Le libraire

” Tout ce qui est de nature à mal tourné tournera mal “. Un adage que m’inspire le drame dont je fus le témoin.

J’aime à flâner sur quai de la Pêcherie au bord de la Saône à Lyon. Les bouquinistes y tiennent boutique offrant au regard des passants des trésors de livres oubliés, abandonnés par mésestime ou ignorance de leurs ingrats propriétaires qui s’en débarrassent sans vergogne.
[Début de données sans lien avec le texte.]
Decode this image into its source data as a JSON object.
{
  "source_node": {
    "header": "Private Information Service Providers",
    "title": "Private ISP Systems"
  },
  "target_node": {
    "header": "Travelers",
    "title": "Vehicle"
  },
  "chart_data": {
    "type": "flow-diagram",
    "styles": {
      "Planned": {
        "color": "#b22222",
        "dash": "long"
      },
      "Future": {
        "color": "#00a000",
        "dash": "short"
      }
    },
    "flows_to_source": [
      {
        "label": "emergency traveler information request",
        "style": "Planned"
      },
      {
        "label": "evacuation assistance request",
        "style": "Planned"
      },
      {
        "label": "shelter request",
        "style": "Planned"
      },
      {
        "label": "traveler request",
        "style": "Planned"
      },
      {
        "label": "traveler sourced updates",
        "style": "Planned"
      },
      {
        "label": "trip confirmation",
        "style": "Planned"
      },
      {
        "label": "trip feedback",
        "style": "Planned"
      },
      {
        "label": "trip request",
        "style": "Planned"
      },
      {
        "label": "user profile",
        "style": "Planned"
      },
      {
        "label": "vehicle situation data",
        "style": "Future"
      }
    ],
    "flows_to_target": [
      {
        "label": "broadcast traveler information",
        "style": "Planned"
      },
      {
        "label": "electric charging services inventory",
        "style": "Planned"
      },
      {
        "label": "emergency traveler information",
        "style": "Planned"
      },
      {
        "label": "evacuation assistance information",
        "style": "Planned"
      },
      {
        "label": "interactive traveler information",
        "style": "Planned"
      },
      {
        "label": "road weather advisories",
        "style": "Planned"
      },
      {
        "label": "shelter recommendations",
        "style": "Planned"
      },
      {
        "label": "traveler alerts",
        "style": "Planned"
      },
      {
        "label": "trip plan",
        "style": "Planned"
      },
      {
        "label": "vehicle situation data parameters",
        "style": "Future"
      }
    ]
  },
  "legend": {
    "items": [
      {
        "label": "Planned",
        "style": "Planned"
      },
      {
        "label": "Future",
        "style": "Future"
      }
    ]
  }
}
Le ciel est bas, la pluie menace, des voiles de plastique jetés à la hâte protègent les précieux volumes. Nous sommes peu nombreux en ce matin de novembre à fureter parmi les stands à la recherche du livre qui nous surprendrait, dont le titre déclencherait en nous l’envie frénétique de le posséder. Les bouquinistes veillent en ombres silencieuses et protectrices, se réchauffent autour d’un café partagé sur le pouce.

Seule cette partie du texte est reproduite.